Outside the two main shrines, entry forbidden to non Hindus, were some more extraordinarily good statues, in particular one of Siva and Parvati getting married, with Vishnu blessing them. Raj pointed out Parvati is looking down, in pleasure but modestly, while Siva is looking ahead with pride. (Lets hope my photo works.)

This was a very busy place as a large group of people were sitting on the ground engaged in a communal chant in front of another shrine. There was no priest present this time, the chant seemed to be led by a succession of the participants, including women, reading from what was presumably a book of Tamil rather than Sanskrit verses.

Raj said that every morning rice was handed out in front of the Ganesh statue, ostensibly to the poor, but others took advantage of this. He's good on figures: India has 1.2 billion people and 70% live in villages. He comes from a village, his parents were primary school teachers, he was the ablest of the children and so sent to a Jesuit college, which is where he learnt such good English and a critical view of all religions, and then university. He did indeed know the Marxist quote "Religion is the opium of the masses". But at the same time, he said, where would all these poor people be without the comfort of religion?

We then passed on to India's problems and his view that the main one is overpopulation. There must be birth control and the solution must come through education.

He was considered a rebel in his family, a socialist, who refused to carry on the family tradition as a teacher and marry until he was 40 (he is now 44) and then insisted on looking for a wife himself. His wife is five years younger than him and they both agreed before marrying that they didn't want children. But this is unheard of in Indian families -Hindu or Christian - so they have not told anyone of their decision and the families continue to be concerned at his wife's barren state.

An excellent guide and I said I would publicise his cellphone number on my website - only I've lost his card. Will add this when I get it from Claire.

Talking of cellphones or mobiles: these are VERY popular in India, leading to some incongruous sights of men wearing traditional clothes, their ear pressed to a mobile. In this internet cafe I'm beginning to tire of the tunes of the mobiles on either side of me. As Amartya Sen said at the start of 'The argumentative Indian': "Indians like to talk".

Our visit concluded with Claire and me losing each other, compounded by my inability to grasp the layout of the whole complex, so I walked round three sides of the outer wall before finding the exit where we had left my shoes. So we each spent half an hour going round in circles and were ready to collapse. So time to go back to my hotel for a delicious lunch - or rather lunch for Claire (I risked a cup of tea). The waiters clearly like her enthusiasm for the Indian half of the menu. Claire went on for a late afternoon's sightseeing, while I concentrated on recovering. I did this rather well, as I too tucked into another good meal in the evening. We shared a table with an elderly Parisian couple travelling round Tamil Nadu with their own driver, a guide in each town and staying in more upmarket hotels than ours. A different experience :-)

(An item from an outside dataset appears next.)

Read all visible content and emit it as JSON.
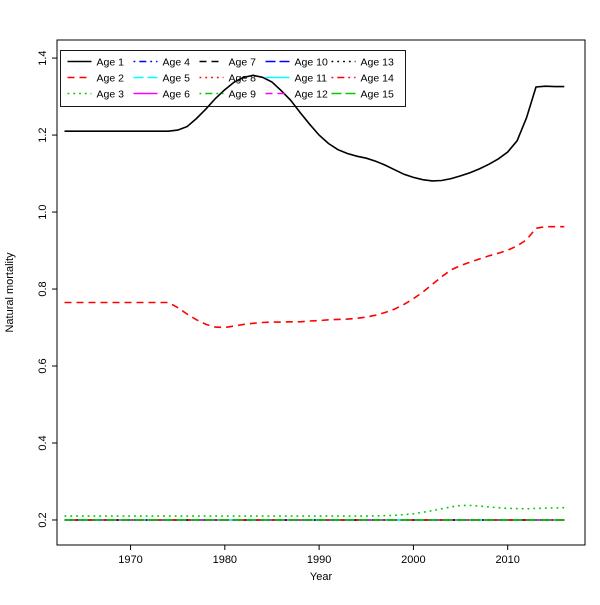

In the evening Claire and I returned to the temple to witness the evening ceremony of the images of the Siva and Parvati being removed from their shrines and taken to their bedchamber. It was supposed to happen at 9pm and indeed we did see some sort of movement of images, but we don't reckon this was the real thing, as there was no accompanying ringing of bells and drums. We were getting eaten by mosquitoes and increasingly anxious that the shoe place would close down (I have come to India with just the one pair of sandals!) so decided to call it a day. Ours were indeed the last shoes left.

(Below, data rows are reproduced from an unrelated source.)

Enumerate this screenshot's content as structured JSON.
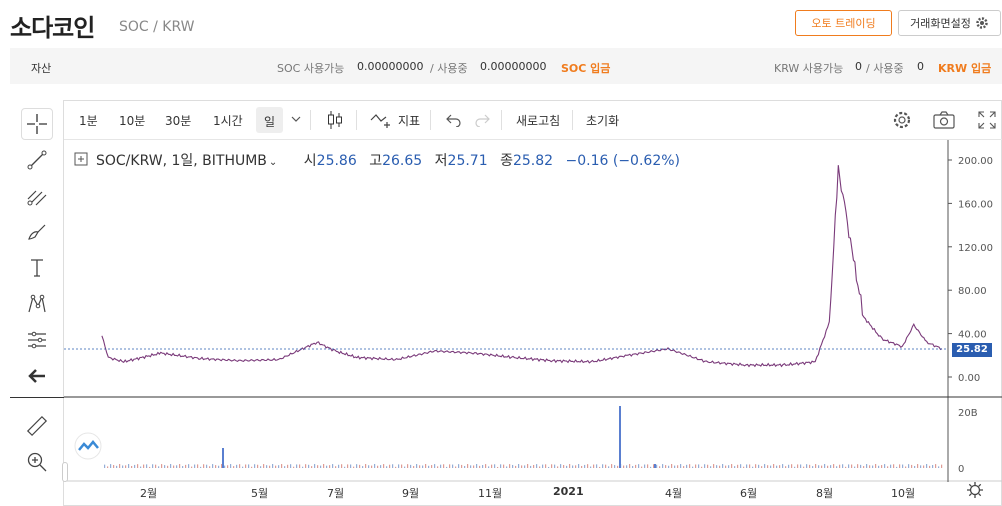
{
  "header": {
    "coin_name": "소다코인",
    "pair": "SOC / KRW",
    "auto_trading_label": "오토 트레이딩",
    "screen_settings_label": "거래화면설정"
  },
  "balance": {
    "asset_label": "자산",
    "soc_available_label": "SOC 사용가능",
    "soc_available_value": "0.00000000",
    "soc_in_use_label": "/ 사용중",
    "soc_in_use_value": "0.00000000",
    "soc_deposit_label": "SOC 입금",
    "krw_available_label": "KRW 사용가능",
    "krw_available_value": "0",
    "krw_in_use_label": "/ 사용중",
    "krw_in_use_value": "0",
    "krw_deposit_label": "KRW 입금"
  },
  "toolbar": {
    "intervals": [
      "1분",
      "10분",
      "30분",
      "1시간",
      "일"
    ],
    "indicator_label": "지표",
    "refresh_label": "새로고침",
    "reset_label": "초기화"
  },
  "legend": {
    "symbol": "SOC/KRW, 1일, BITHUMB",
    "open_label": "시",
    "open": "25.86",
    "high_label": "고",
    "high": "26.65",
    "low_label": "저",
    "low": "25.71",
    "close_label": "종",
    "close": "25.82",
    "change": "−0.16 (−0.62%)"
  },
  "icons": {
    "crosshair": "crosshair-icon",
    "trendline": "trendline-icon",
    "fib": "fib-icon",
    "brush": "brush-icon",
    "text": "text-icon",
    "pattern": "pattern-icon",
    "measure": "measure-icon",
    "back": "arrow-left-icon",
    "ruler": "ruler-icon",
    "zoom": "zoom-in-icon",
    "settings": "gear-icon",
    "camera": "camera-icon",
    "fullscreen": "fullscreen-icon"
  },
  "colors": {
    "accent": "#f07c1e",
    "up": "#c0392b",
    "down": "#2a5db0"
  },
  "chart_data": {
    "type": "line",
    "price_axis_ticks": [
      "200.00",
      "160.00",
      "120.00",
      "80.00",
      "40.00",
      "0.00"
    ],
    "volume_axis_ticks": [
      "20B",
      "0"
    ],
    "last_price_tag": "25.82",
    "x_ticks": [
      "2월",
      "5월",
      "7월",
      "9월",
      "11월",
      "2021",
      "4월",
      "6월",
      "8월",
      "10월"
    ],
    "price_series": [
      {
        "x": "2020-01-15",
        "y": 38
      },
      {
        "x": "2020-01-20",
        "y": 18
      },
      {
        "x": "2020-02-01",
        "y": 14
      },
      {
        "x": "2020-03-01",
        "y": 22
      },
      {
        "x": "2020-04-01",
        "y": 17
      },
      {
        "x": "2020-05-01",
        "y": 15
      },
      {
        "x": "2020-06-01",
        "y": 16
      },
      {
        "x": "2020-07-01",
        "y": 32
      },
      {
        "x": "2020-07-15",
        "y": 24
      },
      {
        "x": "2020-08-01",
        "y": 18
      },
      {
        "x": "2020-09-01",
        "y": 16
      },
      {
        "x": "2020-10-01",
        "y": 24
      },
      {
        "x": "2020-11-01",
        "y": 22
      },
      {
        "x": "2020-12-01",
        "y": 18
      },
      {
        "x": "2021-01-01",
        "y": 15
      },
      {
        "x": "2021-02-01",
        "y": 14
      },
      {
        "x": "2021-03-01",
        "y": 20
      },
      {
        "x": "2021-04-01",
        "y": 26
      },
      {
        "x": "2021-05-01",
        "y": 14
      },
      {
        "x": "2021-06-01",
        "y": 11
      },
      {
        "x": "2021-07-01",
        "y": 11
      },
      {
        "x": "2021-07-25",
        "y": 14
      },
      {
        "x": "2021-08-05",
        "y": 50
      },
      {
        "x": "2021-08-12",
        "y": 192
      },
      {
        "x": "2021-08-18",
        "y": 150
      },
      {
        "x": "2021-08-25",
        "y": 100
      },
      {
        "x": "2021-09-01",
        "y": 55
      },
      {
        "x": "2021-09-15",
        "y": 35
      },
      {
        "x": "2021-10-01",
        "y": 28
      },
      {
        "x": "2021-10-10",
        "y": 48
      },
      {
        "x": "2021-10-20",
        "y": 32
      },
      {
        "x": "2021-11-01",
        "y": 26
      }
    ]
  }
}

So, the last rickshaw drive together. In the morning Claire sets off to walk in the hills, while I continue further south. Meeting her has made travelling round Tamil Nadu a very pleasurable experience. She is half my age but we were on the same wavelength all the time (she was tolerant of my more limited physical capacities), with similar reactions to what we were seeing. She is going to be jobhunting when she gets to the UK in late spring and I will be passing her CV to friends and relatives - she is the sort of person I would have loved to have had in my team at the University.